VI. E facto é que desde maio a setembro a recorrente também não pagou essa retribuição (para lá de outros factos), aliás como se pode ver nos autos a recorrente pagou a todos, mas não pagou ao recorrido (tiveram de ser os filhos e os irmãos a ajudá-lo);
VII. Portanto, o recorrido no âmbito do seu direito de resolução fez assim extinguir o contrato de trabalho e que o fez licitamente, consequentemente é lícita a sua resolução, bem como a conclusão que o Sr. Juiz à quo chegou nesta parte;
VIII. Mas, acima de tudo o contrato, esse que estava em vigor com todos os seus direitos e deveres, mas, deveres que a recorrente insistiu ela própria a incumprir;
IX. Existindo ou não procedimento disciplinar o certo é que tal não extinguiu o contrato de trabalho e o certo é que tal procedimento estava a ser usado para a recorrente tentar ela fugir ao cumprimento das suas obrigações (estas que são muitas como se veio a demonstrar) e por tal enriquecer à conta do recorrido;
X. Na verdade, em momento algum da prova documental e testemunhal foram aferidos elementos inerentes ao procedimento disciplinar, em rigor a recorrente não demonstra prova alguma desses elementos;
XI. E na realidade em momento algum a recorrente na sua contestação, bem como ao longo destes autos, levantou esta questão e nem o abuso de direito (aliás, na contestação até admite que está a incumprir o pagamento dos salários);
XII. Por efeito, todas as alegações da recorrente, bem como o seu recurso devem improceder, porque não existe qualquer violação das normas que a recorrente diz que considera violadas nem sequer há outra interpretação, qual a recorrente pretende ver levada a cabo.
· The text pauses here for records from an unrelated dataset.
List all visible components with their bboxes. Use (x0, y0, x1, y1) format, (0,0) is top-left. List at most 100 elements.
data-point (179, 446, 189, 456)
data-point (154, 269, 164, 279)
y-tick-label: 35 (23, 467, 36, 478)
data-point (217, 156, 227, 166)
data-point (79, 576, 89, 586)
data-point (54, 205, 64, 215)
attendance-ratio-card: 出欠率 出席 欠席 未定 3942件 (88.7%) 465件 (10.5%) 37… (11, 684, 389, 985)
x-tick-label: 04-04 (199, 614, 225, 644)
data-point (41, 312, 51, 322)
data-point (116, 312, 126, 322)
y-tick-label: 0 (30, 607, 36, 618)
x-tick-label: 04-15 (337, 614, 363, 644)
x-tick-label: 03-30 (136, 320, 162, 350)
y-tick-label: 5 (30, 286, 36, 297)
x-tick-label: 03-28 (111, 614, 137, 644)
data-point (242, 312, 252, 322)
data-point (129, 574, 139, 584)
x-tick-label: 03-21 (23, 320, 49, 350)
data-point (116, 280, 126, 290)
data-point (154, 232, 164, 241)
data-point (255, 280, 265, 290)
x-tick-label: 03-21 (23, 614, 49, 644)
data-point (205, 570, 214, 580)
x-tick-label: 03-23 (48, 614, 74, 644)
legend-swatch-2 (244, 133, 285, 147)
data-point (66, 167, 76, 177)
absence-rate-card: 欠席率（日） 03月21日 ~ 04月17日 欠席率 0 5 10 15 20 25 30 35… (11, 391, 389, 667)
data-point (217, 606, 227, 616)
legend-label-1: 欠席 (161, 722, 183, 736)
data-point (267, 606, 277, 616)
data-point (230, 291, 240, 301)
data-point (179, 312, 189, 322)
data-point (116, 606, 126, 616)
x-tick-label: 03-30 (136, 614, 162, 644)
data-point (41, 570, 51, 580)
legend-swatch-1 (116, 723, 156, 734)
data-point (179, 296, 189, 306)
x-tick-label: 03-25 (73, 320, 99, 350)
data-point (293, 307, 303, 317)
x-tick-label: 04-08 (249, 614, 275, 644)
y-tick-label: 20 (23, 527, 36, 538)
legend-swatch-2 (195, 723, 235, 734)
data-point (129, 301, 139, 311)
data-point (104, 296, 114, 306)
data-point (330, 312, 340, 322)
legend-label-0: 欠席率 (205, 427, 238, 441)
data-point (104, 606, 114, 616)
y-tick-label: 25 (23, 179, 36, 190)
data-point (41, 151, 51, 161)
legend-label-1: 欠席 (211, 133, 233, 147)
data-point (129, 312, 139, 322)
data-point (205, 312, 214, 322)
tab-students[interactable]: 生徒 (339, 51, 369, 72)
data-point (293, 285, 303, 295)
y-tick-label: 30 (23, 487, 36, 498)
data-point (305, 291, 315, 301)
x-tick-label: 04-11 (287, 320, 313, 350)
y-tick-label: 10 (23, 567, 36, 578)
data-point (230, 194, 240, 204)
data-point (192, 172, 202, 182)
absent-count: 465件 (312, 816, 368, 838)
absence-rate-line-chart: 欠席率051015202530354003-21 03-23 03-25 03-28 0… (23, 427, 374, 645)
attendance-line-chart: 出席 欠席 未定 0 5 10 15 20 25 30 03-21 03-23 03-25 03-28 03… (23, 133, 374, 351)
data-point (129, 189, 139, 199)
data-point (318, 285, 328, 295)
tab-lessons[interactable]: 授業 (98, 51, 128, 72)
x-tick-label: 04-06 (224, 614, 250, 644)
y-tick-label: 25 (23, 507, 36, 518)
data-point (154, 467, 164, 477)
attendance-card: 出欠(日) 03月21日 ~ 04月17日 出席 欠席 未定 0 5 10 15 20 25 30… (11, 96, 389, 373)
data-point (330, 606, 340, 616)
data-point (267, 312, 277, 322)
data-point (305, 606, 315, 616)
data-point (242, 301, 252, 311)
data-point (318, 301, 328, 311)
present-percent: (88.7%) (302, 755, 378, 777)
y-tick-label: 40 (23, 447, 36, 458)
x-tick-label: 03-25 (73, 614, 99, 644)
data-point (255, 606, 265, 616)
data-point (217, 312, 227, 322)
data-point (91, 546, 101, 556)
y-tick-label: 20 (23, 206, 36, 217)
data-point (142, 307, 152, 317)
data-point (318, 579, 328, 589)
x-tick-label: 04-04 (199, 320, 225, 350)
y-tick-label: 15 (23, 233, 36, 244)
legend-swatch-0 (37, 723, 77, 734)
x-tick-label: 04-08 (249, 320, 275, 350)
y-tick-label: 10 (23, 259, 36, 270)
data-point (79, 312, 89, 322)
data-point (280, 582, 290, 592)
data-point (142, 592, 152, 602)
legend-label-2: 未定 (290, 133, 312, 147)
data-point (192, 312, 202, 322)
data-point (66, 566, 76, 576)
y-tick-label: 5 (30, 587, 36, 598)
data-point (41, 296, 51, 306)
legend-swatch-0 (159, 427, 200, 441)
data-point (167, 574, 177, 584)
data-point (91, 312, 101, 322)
Foi proferido despacho admitindo os recursos e, sobre as invocadas nulidades, consignando “que não se vislumbra padecer a sentença recorrida de qualquer nulidade, incluindo as previstas no art. 615º nº 1 c) e d) do C.P. Civil.”
O Ilustre Magistrado do Ministério Público teve vista nos autos, pronunciando-se pela improcedência dos recursos, parecer a que as partes não responderam.
Admitido o recurso e colhidos os vistos legais, cumpre decidir.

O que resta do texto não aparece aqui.